Brian asks: Can Darius McGhee make an All-America team? What has to happen the rest of the way for him to make the cut?

I’m grateful for this question because it gives me a platform to talk about how ridiculously awesome Darius McGhee has been this season. The Liberty senior guard stands just 5’ 9” but might be the best scorer in men’s college basketball. He’s fourth in the nation in points per game at 23.0 per contest, but that underrates just how explosive a scorer he is because of Liberty’s sluggish offensive tempo. He scores over 44 points per 100 possessions, which tops the nation’s leading scorer Antoine Davis (Detroit) by more than six points per 100. Darius put up 48 of his team’s 78 points in a win (in regulation) over Florida Gulf Coast this past weekend, his second 40-point game of the year. And most impressively, he does so efficiently, shooting 60% from two, 40% from three and 89% from the line.

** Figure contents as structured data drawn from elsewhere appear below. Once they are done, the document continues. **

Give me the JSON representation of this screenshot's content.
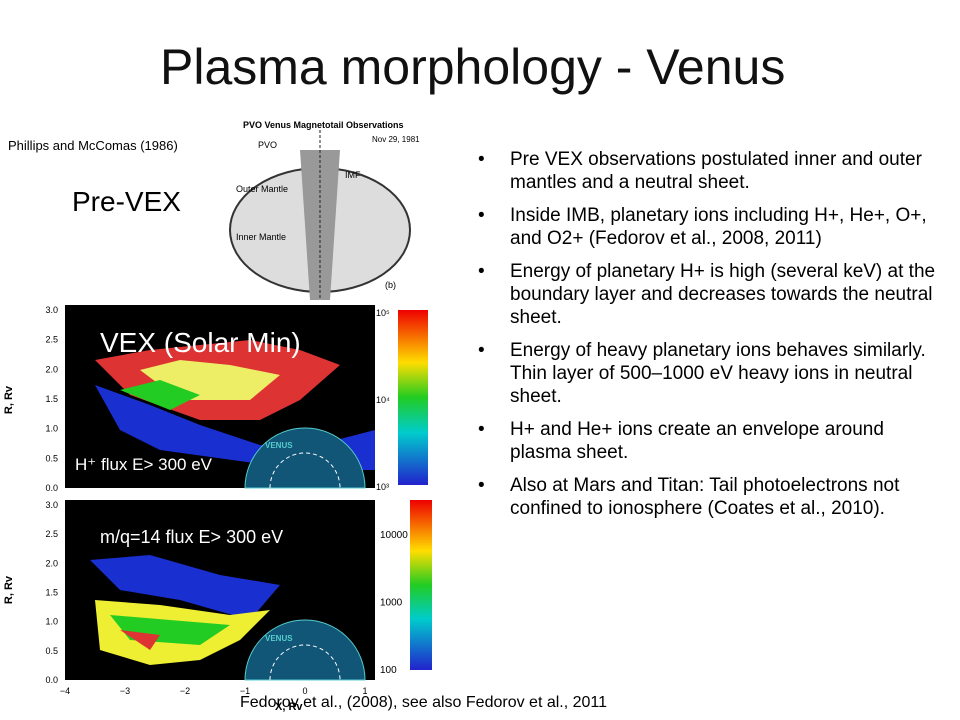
{
  "title": "Plasma morphology - Venus",
  "pre_vex": {
    "citation": "Phillips and McComas (1986)",
    "label": "Pre-VEX",
    "figure": {
      "title": "PVO Venus Magnetotail Observations",
      "date": "Nov 29, 1981",
      "pvo": "PVO",
      "imf": "IMF",
      "outer_mantle": "Outer Mantle",
      "inner_mantle": "Inner Mantle",
      "panel": "(b)"
    }
  },
  "vex": {
    "title": "VEX (Solar Min)",
    "y_axis_label": "R, Rv",
    "x_axis_label": "X, Rv",
    "y_ticks": [
      "3.0",
      "2.5",
      "2.0",
      "1.5",
      "1.0",
      "0.5",
      "0.0"
    ],
    "x_ticks": [
      "−4",
      "−3",
      "−2",
      "−1",
      "0",
      "1"
    ],
    "venus_label": "VENUS",
    "panels": [
      {
        "label": "H⁺ flux E> 300 eV",
        "colorbar": [
          "10⁵",
          "10⁴",
          "10³"
        ]
      },
      {
        "label": "m/q=14 flux E> 300 eV",
        "colorbar": [
          "10000",
          "1000",
          "100"
        ]
      }
    ]
  },
  "bullets": [
    "Pre VEX observations postulated inner and outer mantles and a neutral sheet.",
    "Inside IMB, planetary ions including H+, He+, O+, and O2+ (Fedorov et al., 2008, 2011)",
    "Energy of planetary H+ is high (several keV) at the boundary layer and decreases towards the neutral sheet.",
    "Energy of heavy planetary ions behaves similarly. Thin layer of 500–1000 eV heavy ions in neutral sheet.",
    "H+ and He+ ions create an envelope around plasma sheet.",
    "Also at Mars and Titan: Tail photoelectrons not confined to ionosphere (Coates et al., 2010)."
  ],
  "footer": "Fedorov et al., (2008), see also Fedorov et al., 2011"
}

Liberty is 95–23 in McGhee’s four-year career. He has been a part of the three winningest teams (by percentage) in the program’s history. And he’s the best scorer in the sport. Darius McGhee rules, and we can only hope he earns the recognition he deserves from All-America voters. The good news? McGhee has a great chance to get back to the NCAA tournament one last time and put quite the scare into a high seed come March.